The low-down on head lice

Around 10 years ago, my family got head lice—and I thought we might have them forever.

I will never forget it. My head had been itchy for a while; I tried dandruff shampoo but it didn’t help. One day, desperate with itching, I asked a colleague at work if she’d check my scalp for me. “Claire,” she said, “you’ve got head lice.” I called home, and told my husband to check himself and the kids. They were infested too.

By the time I got home, my husband had bought permethrin cream rinse and treated everyone. I immediately globbed the stuff on my scalp for the allotted time and used the little plastic comb in the box, combing out some of the nits (and lots of creepy-crawly black bugs). We washed all the bedding and clothes, scrubbed all the brushes and combs, tossed the stuffed animals in the dryer. We were relieved—but within a day or two, it was clear that we were still infested. A week later, according to the instructions (and what I’d learned in medical school), we did it again—to no avail. Those bugs were undaunted; they had no intention of leaving our heads.

Our experience is becoming remarkably common. Head lice have been around for thousands of years (they’ve been found on Egyptian mummies); they are strong, resourceful little buggers, and develop resistance to chemicals used to get rid of them. Which doesn’t mean you shouldn’t try pyrethrin or permethrin, the treatments you can pick up at the drug store; it just means that you shouldn’t be surprised if they don’t work.

We get head lice from other people with head lice—head-to-head contact does it best, but they can also be spread by shared combs, brushes, hats, or other head accessories. They can hang out on bedding or upholstered furniture for a short time, so it’s easy for them to spread within a household. While they don’t fly or jump, kids at school (especially preschool or elementary school) often get close enough and share things enough that outbreaks are common. And until they are gone from everyone, they can keep spreading. Each female louse lays around 100 eggs, that hatch eight days later; once those lice start laying and hatching, well, you can imagine the math (I’m getting itchy again writing this!).

So it’s not surprising that people would go looking for stronger and better cures for head lice, and this month there was a study published about two of them: malathion, an insecticide, and ivermectin, an antiparasitic drug. The researchers used them on people who still had head lice two to six weeks after using permethrin or pyrethrin (my family would have qualified!), and found that 85 percent of the malathion group got rid of their lice, and 92.5 percent of the ivermectin group got rid of theirs.

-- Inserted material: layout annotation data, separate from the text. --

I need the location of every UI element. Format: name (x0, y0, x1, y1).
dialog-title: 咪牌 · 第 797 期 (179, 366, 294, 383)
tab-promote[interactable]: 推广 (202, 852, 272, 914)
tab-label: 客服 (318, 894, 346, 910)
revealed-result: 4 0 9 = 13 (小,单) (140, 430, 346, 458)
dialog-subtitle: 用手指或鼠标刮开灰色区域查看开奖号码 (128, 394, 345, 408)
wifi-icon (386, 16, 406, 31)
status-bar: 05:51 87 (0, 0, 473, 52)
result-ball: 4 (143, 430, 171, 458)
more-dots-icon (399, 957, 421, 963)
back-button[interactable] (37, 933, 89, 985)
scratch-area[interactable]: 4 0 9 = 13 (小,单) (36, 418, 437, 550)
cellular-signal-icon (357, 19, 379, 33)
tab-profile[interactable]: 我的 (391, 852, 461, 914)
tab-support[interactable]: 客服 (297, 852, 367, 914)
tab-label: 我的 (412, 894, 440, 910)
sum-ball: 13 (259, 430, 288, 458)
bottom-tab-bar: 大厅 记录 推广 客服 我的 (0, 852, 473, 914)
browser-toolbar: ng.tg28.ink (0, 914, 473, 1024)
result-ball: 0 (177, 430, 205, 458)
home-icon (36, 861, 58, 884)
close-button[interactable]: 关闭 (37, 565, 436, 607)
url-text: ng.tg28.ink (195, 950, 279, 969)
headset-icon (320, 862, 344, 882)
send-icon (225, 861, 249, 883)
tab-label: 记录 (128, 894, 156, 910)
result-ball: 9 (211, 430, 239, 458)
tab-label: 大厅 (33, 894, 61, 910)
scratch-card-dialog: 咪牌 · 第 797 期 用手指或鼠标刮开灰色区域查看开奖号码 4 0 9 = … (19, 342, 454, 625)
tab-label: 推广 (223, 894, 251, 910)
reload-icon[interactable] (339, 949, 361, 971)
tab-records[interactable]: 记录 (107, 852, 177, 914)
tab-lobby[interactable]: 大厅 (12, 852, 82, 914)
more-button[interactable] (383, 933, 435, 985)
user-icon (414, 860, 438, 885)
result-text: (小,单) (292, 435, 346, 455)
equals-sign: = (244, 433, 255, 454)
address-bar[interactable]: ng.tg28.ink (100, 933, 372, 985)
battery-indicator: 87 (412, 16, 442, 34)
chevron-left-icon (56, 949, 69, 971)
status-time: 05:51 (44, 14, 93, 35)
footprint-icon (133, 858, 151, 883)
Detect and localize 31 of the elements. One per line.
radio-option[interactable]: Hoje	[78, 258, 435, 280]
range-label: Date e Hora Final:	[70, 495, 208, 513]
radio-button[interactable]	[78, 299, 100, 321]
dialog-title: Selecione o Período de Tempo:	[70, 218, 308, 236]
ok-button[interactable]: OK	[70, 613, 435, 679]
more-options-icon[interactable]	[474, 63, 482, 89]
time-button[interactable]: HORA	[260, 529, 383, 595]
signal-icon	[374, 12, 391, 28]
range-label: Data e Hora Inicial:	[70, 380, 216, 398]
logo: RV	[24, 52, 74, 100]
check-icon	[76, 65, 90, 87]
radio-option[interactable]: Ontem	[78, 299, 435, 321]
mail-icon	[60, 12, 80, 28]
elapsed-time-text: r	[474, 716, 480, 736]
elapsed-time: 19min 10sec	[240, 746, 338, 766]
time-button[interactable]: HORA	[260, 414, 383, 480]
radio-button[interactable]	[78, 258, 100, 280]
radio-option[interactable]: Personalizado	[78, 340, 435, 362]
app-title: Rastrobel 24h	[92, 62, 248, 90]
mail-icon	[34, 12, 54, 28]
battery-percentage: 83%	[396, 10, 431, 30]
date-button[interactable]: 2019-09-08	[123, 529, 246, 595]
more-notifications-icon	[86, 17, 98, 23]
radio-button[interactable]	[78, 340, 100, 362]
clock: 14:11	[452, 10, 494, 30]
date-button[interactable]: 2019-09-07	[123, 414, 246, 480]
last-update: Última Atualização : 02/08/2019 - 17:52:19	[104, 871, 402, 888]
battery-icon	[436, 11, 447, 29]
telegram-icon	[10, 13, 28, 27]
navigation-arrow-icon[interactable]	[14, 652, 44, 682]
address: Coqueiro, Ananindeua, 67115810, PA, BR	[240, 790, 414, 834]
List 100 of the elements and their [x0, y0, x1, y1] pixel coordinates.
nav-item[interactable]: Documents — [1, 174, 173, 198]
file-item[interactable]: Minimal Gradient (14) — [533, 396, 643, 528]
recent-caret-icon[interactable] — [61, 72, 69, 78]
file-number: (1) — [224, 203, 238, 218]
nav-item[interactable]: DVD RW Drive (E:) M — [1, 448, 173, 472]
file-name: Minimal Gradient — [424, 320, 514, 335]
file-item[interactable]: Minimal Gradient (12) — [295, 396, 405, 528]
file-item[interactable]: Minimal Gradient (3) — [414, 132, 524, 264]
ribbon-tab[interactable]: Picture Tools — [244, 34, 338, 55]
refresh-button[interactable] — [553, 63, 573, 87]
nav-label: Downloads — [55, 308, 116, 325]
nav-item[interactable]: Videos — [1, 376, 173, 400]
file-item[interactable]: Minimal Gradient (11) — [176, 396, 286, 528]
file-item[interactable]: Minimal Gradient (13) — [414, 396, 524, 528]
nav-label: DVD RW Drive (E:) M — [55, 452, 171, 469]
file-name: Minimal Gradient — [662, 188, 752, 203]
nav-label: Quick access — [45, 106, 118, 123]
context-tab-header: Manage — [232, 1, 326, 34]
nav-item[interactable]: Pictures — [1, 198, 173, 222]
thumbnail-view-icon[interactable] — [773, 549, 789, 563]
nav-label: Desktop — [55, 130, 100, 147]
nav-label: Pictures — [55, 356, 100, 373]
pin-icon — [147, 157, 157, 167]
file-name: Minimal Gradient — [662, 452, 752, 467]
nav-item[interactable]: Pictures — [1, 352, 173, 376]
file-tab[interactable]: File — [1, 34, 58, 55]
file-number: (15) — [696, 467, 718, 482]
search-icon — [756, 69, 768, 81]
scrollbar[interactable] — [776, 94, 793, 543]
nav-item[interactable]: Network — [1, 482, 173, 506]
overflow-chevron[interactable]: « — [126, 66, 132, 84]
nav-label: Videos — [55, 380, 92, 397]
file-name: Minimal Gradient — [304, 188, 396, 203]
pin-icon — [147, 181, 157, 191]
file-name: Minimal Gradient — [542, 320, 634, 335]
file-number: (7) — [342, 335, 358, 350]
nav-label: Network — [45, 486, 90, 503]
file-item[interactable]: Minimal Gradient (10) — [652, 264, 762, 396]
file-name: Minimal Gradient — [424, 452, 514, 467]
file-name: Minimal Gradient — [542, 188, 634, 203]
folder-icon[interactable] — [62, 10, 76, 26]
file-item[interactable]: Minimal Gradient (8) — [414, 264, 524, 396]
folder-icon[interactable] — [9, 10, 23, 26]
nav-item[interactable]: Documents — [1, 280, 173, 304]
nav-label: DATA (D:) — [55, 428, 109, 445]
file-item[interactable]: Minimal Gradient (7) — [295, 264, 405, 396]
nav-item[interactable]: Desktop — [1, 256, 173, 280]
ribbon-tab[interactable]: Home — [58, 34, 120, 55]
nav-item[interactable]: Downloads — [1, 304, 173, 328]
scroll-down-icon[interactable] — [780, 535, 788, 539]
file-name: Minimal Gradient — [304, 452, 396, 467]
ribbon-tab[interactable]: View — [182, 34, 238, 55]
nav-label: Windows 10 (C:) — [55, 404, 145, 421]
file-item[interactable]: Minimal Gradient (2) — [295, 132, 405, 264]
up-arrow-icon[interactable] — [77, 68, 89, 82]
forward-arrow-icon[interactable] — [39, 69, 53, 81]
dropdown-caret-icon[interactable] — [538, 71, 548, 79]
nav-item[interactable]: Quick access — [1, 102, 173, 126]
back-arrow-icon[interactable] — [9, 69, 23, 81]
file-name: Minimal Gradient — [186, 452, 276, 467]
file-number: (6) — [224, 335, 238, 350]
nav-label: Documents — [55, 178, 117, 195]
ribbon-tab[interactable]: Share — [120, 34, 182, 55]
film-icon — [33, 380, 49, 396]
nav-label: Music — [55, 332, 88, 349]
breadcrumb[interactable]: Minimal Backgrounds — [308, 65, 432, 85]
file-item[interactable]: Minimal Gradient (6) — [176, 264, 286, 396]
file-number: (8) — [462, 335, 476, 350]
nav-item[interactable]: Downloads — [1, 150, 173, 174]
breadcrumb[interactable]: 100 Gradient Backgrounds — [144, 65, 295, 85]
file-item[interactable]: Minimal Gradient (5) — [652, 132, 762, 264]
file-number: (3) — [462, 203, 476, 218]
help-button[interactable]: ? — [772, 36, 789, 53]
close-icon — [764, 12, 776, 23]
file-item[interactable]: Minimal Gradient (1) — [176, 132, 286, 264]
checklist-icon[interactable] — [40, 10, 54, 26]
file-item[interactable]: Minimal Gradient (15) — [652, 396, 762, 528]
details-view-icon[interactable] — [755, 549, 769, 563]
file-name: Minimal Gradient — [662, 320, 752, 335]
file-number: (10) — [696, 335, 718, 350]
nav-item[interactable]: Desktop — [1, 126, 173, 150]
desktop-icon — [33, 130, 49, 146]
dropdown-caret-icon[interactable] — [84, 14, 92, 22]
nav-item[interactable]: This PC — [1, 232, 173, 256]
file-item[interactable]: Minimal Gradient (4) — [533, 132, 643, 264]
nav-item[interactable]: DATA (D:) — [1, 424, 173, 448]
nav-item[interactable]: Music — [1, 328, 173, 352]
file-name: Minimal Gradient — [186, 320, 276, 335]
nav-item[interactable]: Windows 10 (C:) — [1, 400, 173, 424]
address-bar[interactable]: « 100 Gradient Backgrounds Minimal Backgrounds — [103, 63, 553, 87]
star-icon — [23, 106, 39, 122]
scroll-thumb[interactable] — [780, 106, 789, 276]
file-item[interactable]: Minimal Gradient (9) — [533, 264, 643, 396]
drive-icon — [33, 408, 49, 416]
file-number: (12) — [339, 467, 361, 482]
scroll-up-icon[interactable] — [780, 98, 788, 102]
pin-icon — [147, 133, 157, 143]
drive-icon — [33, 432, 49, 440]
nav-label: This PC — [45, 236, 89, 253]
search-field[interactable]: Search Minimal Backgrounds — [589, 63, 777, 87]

Sounds great, right? Well, there are two problems to consider. First, as we’ve said, head lice are resourceful creatures. If we start using these treatments frequently, it’s likely that the lice will begin to be resistant to them (the researchers were careful to point out that these treatments should be reserved for cases where nothing else has worked). Second, and more importantly, both malathion and ivermectin can be toxic—usually just if used incorrectly, but even correct use could cause side effects in some people.

So what do you do if your child (or your family) has lice? There are lots of remedies out there, most of which don’t work or are dangerous (and some of which, like petroleum jelly, can be very messy). The Harvard School of Public Health has lots of great information on remedies (and on head lice in general), but what I recommend, and what ultimately did the trick for us, is the simplest treatment of all: combing. It’s not a quick fix, but it works. Here’s what you need to do:

  • Buy a good lice comb, one with long, metal tines that are very close together (drug stores and pet stores sell them).

  • Get out any tangles before you get started, or the lice comb will just get stuck. Detangling spray can help; if you do the whole thing in the tub, putting conditioner on the hair helps the comb go through (and you can rinse out the conditioner afterward).

  • Separate the hair into sections. Start at the scalp where the bugs and live eggs are, and comb through to the end. Rinse or wipe the comb after each pass (check to see what you got first).

  • Comb every day until you haven’t seen any eggs or live bugs for at least eight to 10 days (since that’s how long it takes an egg to hatch).

Not only is this approach completely non-toxic, if you go at it with the right attitude (i.e. a fun and patient one), it can be quality family time! Try telling stories (you can take turns adding to them) or making up songs—or just use it as a time to catch up and find out what’s going on in your child’s life. That’s what we did, and after two weeks of bonding—I mean combing—we were finally lice-free.